If you’re a new teacher in your first classroom, a little advice from a veteran educator goes a long way.
For those who can’t get face-to-face mentoring time, online mentoring can be a big help, says Alyson Mike, director of online professional development at the New Teacher Center, a nonprofit based in Santa Cruz, CA.
The New Teacher Center’s largest endeavor is called e-Mentoring for Student Success (eMSS), a year-long, nationwide mentoring program that pairs novice science, math, and special education teachers with those with experience. Begun in 2002 through a grant from the National Science Foundation, the program offers new teachers constant interactivity with a content-specific mentor as well as research-based curricula. Often, eMSS clients are school districts or departments of education who want to offer more professional development opportunities to their beginning teachers in an effort to bolster AYP scores or new-teacher retention rates.
For educators looking for online mentoring programs, take a look at these:
- Illinois New Teacher Collaborative-Online: A statewide support program for new teachers in Illinois that offers real-time chat using Moodle, content-specific online resources, videoconferencing, and group discussion forums.
- WINGS (Welcoming Interns and Novices with Guidance and Support): Offered through UTeach, a science and math teacher preparation program at the University of Texas at Austin, WINGS provides private online discussions between mentors and mentees and pedagogical resources for new teachers during their first few years.
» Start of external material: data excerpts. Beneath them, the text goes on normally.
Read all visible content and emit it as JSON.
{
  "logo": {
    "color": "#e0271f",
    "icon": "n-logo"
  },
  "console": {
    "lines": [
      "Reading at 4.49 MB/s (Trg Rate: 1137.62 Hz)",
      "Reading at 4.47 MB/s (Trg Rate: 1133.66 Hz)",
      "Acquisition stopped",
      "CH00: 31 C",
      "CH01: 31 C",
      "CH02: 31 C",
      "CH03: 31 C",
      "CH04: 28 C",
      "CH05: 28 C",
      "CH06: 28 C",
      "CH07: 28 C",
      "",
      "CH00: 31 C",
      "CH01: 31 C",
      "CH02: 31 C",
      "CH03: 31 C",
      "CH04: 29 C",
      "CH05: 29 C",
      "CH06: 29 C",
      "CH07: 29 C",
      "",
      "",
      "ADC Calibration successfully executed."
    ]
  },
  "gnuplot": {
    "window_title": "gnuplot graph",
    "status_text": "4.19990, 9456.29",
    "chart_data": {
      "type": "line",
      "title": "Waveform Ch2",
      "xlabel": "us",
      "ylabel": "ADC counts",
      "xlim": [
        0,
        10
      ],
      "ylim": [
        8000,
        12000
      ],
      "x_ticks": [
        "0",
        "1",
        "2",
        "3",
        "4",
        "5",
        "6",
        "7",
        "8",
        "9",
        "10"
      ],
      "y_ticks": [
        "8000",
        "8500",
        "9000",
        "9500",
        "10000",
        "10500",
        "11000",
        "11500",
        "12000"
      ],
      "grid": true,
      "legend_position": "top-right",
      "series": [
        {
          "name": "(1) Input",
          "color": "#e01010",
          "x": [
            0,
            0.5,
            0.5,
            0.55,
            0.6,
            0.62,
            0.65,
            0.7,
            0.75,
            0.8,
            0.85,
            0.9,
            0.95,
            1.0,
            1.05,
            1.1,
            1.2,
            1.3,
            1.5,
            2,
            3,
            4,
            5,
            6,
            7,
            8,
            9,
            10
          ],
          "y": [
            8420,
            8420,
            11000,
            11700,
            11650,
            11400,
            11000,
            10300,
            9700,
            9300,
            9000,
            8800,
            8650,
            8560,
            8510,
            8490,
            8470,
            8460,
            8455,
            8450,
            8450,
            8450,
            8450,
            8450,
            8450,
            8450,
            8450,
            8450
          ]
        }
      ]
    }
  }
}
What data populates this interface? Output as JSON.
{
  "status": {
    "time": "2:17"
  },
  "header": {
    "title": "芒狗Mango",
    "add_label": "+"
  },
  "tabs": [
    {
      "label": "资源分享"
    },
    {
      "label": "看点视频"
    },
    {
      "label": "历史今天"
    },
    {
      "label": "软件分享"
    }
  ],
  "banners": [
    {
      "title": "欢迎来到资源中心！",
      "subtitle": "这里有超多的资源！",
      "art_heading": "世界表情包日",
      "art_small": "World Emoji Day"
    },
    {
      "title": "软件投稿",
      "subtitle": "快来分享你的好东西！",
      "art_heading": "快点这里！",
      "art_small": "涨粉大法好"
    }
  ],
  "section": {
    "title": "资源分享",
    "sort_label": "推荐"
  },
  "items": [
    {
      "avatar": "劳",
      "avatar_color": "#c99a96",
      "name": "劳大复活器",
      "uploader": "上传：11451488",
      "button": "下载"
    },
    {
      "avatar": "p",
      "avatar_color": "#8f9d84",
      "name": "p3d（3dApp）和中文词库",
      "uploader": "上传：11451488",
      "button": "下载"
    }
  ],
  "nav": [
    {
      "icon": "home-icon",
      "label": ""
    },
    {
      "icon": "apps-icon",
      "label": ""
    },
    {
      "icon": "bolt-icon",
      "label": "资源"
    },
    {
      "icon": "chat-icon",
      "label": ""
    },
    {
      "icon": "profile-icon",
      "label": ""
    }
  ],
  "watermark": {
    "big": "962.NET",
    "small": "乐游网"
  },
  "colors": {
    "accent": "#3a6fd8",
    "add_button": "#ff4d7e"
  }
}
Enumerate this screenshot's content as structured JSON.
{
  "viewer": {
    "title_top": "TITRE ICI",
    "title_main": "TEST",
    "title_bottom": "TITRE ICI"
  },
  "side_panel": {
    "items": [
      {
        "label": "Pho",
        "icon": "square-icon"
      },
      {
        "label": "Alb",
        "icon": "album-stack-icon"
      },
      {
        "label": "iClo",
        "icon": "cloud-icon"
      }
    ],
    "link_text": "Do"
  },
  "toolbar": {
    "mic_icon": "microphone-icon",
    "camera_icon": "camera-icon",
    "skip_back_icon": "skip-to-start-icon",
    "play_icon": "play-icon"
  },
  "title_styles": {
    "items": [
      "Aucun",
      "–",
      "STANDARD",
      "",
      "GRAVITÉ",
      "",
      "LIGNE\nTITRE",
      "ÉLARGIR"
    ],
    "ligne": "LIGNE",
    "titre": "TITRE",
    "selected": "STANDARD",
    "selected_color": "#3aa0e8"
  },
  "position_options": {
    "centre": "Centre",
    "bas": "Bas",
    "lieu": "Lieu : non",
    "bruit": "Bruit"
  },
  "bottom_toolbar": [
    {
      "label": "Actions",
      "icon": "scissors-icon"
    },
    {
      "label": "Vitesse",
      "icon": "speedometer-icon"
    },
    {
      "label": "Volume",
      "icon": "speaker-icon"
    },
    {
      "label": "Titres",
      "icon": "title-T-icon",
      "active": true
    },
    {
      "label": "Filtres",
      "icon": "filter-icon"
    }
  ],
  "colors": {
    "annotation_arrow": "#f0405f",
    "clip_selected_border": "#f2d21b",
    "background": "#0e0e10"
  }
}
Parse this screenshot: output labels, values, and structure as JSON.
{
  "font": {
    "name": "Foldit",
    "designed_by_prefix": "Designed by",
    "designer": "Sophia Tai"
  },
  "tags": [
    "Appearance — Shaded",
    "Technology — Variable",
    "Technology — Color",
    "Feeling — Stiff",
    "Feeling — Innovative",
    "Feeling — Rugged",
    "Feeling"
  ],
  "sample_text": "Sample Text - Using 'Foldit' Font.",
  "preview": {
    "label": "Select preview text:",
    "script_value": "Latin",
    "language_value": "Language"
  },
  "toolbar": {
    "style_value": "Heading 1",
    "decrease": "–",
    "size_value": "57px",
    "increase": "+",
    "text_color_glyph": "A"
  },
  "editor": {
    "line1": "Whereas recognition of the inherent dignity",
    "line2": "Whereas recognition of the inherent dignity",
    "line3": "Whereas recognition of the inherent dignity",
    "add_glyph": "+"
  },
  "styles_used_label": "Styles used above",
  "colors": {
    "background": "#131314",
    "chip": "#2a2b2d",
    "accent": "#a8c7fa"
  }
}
- ENDAPT (Electronic Networking to Develop Accomplished Professional Teachers): A collaboration between the school of Education at Virginia’s College of William & Mary and the Center for Teaching Quality’s Teacher Leader Network includes large online group discussions, private chat between mentors and mentees, and an online community of practice using a platform called Tapped In.
- PACT (Performance-based Academic Coaching Team): A Texas-based program that provides an e-mentor, online forums, chat rooms, teaching tools, and other resources for new teachers.
- UWeb Teacher Support Network : Based out of the University of Washington College of Education, UWeb also uses Tapped In to support both pre-service and in-service teachers by offering curriculum and instruction resources, group discussions, and a helpline.
So, why online mentoring as opposed to face-to-face? Wouldn’t it be better if all beginning teachers could have in-person mentor relationships?
Not necessarily, says Mike. “Because most of the work that we do is asynchronous, you can do it when it’s convenient for you. There’s flexibility in having access to a mentor that meets your schedule. That’s one of the things that comes out loud and clear with the feedback we get” from participants, she says.
Also, many mentees report that the distance an online relationship provides is actually “a very positive thing,” says Mike. “It can be much more comfortable to tell someone at a distance and not someone you’re going to see in the hall the next day. It helps teachers open up and share more of the challenges they have.”
Online mentoring can be a way to pair teachers in the same content area, too – something that’s not always feasible, especially in rural school districts. At eMSS, “if you’re teaching chemistry, there’s an area just devoted to chemistry.”
The New Teacher Center has begun providing webcams so that mentors can watch their mentees’ classrooms in real-time and provide specific feedback. Participants also communicate more and more through Google chat, videoconferencing, instant messaging, and text messaging, so “it’s more in-the-moment, if you will,” says Mike.